Parasites at a cell density of 10⁶ in mid-log growth phase were washed and suspended in PBS, allowed to adhere on a microscope slide (Thermo Scientific) for 15 min and fixed in PBS containing 4% (w/v) paraformaldehyde for 10 min. After washing and permeabilization for 5 min with PBS containing 0.1% (w/v) Triton X-100, cells were blocked for 30 min with 2% (w/v) bovine serum albumin in PBS. The following antibodies were diluted 1:250 in blocking solution and added to cells for 30 min: mouse anti-c-Myc IgG (c-Myc 9E30; Santa Cruz Biotechnology, Heidelberg Germany), mouse anti-HA (HA.11, 16B12; Enzo Life Sciences, Lausen, Switzerland), rabbit anti-TbACC (provided by Alena Ziková, Biology Centre of the Czech Academy of Sciences) (Pena-Diaz et al., 2012), or mouse anti-Hsp70 (provided by André Schneider, University of Bern, Bern, Switzerland). After washing, cells were incubated for 30 min with goat anti-mouse Alexa Fluor 488 or goat anti-rabbit Alexa Fluor 594 (1:500 in blocking solution), washed again and air-dried before mounting with Vectashield (Vector Laboratories, Burlingame, CA) containing 1.5 μg/ml 4’,6-diamidino-2-phenylindole (DAPI). The images were acquired using a Leica DMI6000 B microscope with ×60 oil objective.

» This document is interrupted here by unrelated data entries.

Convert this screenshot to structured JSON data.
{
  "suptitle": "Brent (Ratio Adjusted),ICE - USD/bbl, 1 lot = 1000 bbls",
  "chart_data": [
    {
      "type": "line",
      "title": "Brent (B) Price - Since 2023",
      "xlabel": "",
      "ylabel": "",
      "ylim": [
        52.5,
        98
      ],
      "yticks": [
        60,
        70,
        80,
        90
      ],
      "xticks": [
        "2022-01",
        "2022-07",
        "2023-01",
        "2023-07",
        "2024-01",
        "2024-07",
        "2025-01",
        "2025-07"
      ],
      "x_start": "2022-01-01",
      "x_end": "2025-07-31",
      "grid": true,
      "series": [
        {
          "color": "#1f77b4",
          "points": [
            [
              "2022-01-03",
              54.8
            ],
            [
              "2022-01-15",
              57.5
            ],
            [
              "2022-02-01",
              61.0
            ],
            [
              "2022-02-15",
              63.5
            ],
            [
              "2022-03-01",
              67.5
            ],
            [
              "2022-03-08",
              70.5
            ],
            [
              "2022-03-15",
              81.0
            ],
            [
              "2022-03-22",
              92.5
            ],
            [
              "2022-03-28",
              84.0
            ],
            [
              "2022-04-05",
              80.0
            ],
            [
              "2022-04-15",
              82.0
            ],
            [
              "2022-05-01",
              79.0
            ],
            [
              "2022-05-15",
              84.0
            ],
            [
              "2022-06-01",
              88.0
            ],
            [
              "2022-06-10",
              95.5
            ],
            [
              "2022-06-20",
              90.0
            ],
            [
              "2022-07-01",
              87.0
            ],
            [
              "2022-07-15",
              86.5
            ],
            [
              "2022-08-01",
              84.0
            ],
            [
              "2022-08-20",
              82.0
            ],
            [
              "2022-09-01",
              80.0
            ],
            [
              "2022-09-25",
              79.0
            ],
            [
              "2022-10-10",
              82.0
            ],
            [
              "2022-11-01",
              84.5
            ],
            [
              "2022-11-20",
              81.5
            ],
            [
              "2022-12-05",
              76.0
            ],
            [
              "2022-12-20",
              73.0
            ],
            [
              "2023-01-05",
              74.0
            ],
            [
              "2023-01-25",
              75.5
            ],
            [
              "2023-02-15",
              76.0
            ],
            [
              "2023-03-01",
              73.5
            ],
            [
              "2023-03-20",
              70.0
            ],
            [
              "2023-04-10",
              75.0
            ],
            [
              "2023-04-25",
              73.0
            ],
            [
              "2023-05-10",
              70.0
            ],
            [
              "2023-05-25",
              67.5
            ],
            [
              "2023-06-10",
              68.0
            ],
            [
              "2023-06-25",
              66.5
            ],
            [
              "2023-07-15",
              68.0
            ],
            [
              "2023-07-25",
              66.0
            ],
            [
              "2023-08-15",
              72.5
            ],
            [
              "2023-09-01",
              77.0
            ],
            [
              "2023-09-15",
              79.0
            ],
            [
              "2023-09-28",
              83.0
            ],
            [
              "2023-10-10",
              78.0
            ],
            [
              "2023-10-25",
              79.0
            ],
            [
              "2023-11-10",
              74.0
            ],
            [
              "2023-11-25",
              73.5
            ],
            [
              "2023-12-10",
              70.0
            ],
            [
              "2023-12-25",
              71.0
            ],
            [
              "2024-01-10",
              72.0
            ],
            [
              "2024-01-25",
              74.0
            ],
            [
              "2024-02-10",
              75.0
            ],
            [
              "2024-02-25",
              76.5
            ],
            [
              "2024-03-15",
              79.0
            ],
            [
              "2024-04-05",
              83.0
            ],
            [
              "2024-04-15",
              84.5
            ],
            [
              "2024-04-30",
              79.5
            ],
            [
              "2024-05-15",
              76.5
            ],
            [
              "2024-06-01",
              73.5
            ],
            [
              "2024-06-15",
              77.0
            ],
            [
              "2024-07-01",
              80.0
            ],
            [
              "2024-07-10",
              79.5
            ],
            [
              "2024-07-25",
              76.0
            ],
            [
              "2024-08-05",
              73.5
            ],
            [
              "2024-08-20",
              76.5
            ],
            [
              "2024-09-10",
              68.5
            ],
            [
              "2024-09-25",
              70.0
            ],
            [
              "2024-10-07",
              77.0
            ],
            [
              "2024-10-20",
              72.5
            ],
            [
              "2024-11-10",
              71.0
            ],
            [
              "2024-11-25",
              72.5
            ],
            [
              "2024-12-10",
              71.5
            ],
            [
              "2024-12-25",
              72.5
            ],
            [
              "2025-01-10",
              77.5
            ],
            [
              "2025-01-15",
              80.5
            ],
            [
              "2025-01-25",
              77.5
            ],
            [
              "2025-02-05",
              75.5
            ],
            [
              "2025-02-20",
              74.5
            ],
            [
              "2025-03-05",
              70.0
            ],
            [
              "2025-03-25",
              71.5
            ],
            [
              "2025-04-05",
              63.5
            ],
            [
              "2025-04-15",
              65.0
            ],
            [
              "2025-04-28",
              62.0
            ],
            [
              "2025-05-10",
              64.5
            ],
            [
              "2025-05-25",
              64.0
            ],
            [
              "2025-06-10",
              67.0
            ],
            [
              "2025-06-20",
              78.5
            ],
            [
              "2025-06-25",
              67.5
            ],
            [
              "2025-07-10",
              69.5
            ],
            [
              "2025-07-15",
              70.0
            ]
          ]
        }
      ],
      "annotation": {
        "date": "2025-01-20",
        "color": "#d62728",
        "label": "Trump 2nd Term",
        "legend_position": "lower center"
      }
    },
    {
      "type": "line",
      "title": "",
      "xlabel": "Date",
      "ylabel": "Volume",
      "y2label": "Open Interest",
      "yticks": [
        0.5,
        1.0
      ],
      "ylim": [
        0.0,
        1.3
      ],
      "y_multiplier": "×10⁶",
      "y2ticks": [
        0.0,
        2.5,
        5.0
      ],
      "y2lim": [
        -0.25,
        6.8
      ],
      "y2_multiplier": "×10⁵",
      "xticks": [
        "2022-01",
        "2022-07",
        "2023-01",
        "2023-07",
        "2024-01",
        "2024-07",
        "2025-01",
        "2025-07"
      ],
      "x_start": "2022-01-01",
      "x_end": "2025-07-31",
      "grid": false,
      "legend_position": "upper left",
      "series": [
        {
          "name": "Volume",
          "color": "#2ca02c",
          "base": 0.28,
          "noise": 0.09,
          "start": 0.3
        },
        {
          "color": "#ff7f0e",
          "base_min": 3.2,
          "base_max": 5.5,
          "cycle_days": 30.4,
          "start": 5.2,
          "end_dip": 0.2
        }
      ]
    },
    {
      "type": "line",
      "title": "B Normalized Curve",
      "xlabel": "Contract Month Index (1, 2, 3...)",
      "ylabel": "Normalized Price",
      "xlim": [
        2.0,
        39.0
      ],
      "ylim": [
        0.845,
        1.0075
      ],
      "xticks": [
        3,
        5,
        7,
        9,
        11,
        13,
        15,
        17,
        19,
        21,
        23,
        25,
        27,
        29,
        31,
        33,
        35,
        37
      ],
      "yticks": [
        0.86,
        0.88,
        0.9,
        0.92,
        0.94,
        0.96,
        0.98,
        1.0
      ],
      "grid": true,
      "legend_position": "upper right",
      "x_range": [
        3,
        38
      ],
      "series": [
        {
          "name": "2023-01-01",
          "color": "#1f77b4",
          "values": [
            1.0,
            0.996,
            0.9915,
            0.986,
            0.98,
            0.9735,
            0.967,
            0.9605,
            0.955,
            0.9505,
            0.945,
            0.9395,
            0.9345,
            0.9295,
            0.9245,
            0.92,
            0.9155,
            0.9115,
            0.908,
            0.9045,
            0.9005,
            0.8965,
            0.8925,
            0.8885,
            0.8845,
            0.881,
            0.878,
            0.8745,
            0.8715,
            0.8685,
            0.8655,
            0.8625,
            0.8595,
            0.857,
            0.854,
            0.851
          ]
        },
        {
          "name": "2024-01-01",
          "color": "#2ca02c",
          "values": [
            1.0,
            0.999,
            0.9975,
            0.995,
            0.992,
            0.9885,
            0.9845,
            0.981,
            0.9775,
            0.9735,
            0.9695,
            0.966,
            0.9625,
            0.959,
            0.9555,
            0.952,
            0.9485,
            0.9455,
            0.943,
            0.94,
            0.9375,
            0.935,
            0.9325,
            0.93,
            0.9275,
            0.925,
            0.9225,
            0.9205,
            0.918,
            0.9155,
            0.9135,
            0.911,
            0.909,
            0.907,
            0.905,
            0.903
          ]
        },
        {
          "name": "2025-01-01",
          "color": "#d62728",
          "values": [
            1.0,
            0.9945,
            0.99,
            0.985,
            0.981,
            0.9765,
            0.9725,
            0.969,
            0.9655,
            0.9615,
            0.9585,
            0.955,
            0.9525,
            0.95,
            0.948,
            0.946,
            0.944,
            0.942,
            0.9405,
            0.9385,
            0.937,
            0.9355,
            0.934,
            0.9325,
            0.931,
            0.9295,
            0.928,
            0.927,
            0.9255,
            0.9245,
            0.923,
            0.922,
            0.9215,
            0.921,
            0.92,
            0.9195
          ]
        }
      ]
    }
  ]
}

Parasites were counted, washed twice in fetal bovine serum-free SDM79 and diluted to a density of 5.5 × 10⁶/ml. Aliquots (180 μl; 10⁶ cells) were added to the wells of an 8-well microplate pre-treated with Cell-Tak (Corning), as described elsewhere (Shah-Simpson et al., 2016). The plate was centrifuged for 2 min at 300 x g and immediately analyzed using a Seahorse XFp Flux analyzer (Agilent Technologies). Parasites were still adhered to the bottom and motile after the experiments. Data were analyzed using Wave software (version 2.6.1, Agilent Technologies).